The friendship ring's history at Oxford dates back to 1876, when Wilde was studying there with his friends Reginald Harding and William Ward. Ward was planning to drop out of school to travel, and Wilde and Harding wanted to give him something to remember them by. The gift—an 18-karat gold ring shaped like a belt buckle—is engraved with the initials of each member of the trio and a Greek inscription that translates to “Gift of love, to one who wishes love."

The ring wound up back at Oxford, where it was kept with a collection of Oscar Wilde artifacts at the university's Magdalen College until 2002. That year, a former college custodian named Eamonn Andrews broke into the building through a skylight and got away with the friendship ring and three unrelated medals. The thief was eventually apprehended thanks to DNA he left at the scene, but by then it was too late: He had already pawned the jewelry for less than $200. The gold band is estimated to be worth around $70,000 today.
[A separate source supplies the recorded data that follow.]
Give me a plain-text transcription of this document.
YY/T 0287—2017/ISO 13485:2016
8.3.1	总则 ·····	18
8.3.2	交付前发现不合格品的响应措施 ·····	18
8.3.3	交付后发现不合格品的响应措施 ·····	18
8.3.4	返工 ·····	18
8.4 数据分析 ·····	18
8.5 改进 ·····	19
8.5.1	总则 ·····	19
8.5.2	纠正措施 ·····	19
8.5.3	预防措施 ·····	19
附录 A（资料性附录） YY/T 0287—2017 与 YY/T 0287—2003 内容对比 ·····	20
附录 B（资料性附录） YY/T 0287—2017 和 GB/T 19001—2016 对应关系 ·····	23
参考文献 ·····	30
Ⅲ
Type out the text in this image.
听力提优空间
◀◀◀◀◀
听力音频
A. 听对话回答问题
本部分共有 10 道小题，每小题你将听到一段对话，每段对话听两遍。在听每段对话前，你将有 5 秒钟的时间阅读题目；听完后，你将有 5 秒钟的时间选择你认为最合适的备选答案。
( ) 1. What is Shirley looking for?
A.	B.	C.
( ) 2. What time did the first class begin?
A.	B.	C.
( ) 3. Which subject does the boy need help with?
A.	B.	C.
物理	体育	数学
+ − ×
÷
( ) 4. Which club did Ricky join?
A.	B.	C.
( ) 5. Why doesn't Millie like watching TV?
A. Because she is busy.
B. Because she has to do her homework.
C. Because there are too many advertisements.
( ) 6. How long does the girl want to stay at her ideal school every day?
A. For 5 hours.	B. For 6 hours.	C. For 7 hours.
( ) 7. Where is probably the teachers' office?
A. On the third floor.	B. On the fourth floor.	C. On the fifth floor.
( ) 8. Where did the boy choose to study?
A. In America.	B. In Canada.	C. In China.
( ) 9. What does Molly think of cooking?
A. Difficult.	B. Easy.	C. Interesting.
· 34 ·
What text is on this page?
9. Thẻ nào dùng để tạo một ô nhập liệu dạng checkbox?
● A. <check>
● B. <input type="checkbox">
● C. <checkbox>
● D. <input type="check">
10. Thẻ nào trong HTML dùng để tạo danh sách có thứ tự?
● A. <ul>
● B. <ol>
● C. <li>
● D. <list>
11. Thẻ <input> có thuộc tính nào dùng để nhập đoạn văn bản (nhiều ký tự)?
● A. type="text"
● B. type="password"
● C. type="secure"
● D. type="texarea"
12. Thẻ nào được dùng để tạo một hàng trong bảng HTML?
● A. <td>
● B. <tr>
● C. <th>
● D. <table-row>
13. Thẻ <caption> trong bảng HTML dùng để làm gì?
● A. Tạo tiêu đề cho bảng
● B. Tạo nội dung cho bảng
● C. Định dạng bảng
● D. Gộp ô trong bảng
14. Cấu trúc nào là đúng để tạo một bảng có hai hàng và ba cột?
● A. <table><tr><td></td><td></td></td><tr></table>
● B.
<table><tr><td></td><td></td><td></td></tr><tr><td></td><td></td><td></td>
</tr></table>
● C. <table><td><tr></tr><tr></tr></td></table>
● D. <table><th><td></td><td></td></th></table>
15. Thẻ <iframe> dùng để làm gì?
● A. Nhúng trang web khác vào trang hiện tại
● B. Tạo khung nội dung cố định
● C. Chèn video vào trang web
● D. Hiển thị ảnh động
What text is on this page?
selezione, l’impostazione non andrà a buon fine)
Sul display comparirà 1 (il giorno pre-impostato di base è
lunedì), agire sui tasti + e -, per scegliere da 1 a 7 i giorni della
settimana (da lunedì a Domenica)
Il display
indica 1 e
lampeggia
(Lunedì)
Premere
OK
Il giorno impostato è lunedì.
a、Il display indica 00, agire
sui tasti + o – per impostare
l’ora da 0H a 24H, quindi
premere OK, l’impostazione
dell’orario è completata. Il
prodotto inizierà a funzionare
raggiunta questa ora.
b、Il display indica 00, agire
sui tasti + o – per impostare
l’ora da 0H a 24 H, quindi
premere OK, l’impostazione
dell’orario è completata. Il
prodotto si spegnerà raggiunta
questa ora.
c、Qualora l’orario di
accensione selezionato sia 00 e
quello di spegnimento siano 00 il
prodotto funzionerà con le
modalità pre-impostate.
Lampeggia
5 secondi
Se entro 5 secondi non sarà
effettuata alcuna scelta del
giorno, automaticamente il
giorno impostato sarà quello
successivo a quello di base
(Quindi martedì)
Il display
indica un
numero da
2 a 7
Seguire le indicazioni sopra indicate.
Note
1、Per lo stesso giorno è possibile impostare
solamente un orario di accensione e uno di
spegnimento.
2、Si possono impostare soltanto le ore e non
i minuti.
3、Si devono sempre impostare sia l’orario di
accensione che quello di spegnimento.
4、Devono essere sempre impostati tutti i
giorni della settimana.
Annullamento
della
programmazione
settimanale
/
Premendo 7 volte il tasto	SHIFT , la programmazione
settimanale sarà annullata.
Hopes for the keepsake's recovery deflated after that. Investigators assumed that it had been melted down by scrap dealers and declined to pursue the case any further. That seemed like the end of the story until 2015, when art detective Arthur Brand (known as the "Indiana Jones of the Art World") heard whispers of a black market ring that fit a similar description to the missing item. Brand theorizes that after originally being stolen from Oxford, the ring wound up in one of the safe-deposit boxes that got looted during the infamous Hatton Garden heist of 2015. After the heist, it hit the market again and landed on his radar.

With help from William Veres—a London antiques dealer—and George Crump—a man with connections to the British underground crime scene—Brand determined that the ring had recently switched hands. The new owner was shocked to hear that the unusual Victorian ring once belonged to Wilde and was fully cooperative in returning it to the college.

The ring will resume its official spot in Magdalen College's collection at a small ceremony on December 4.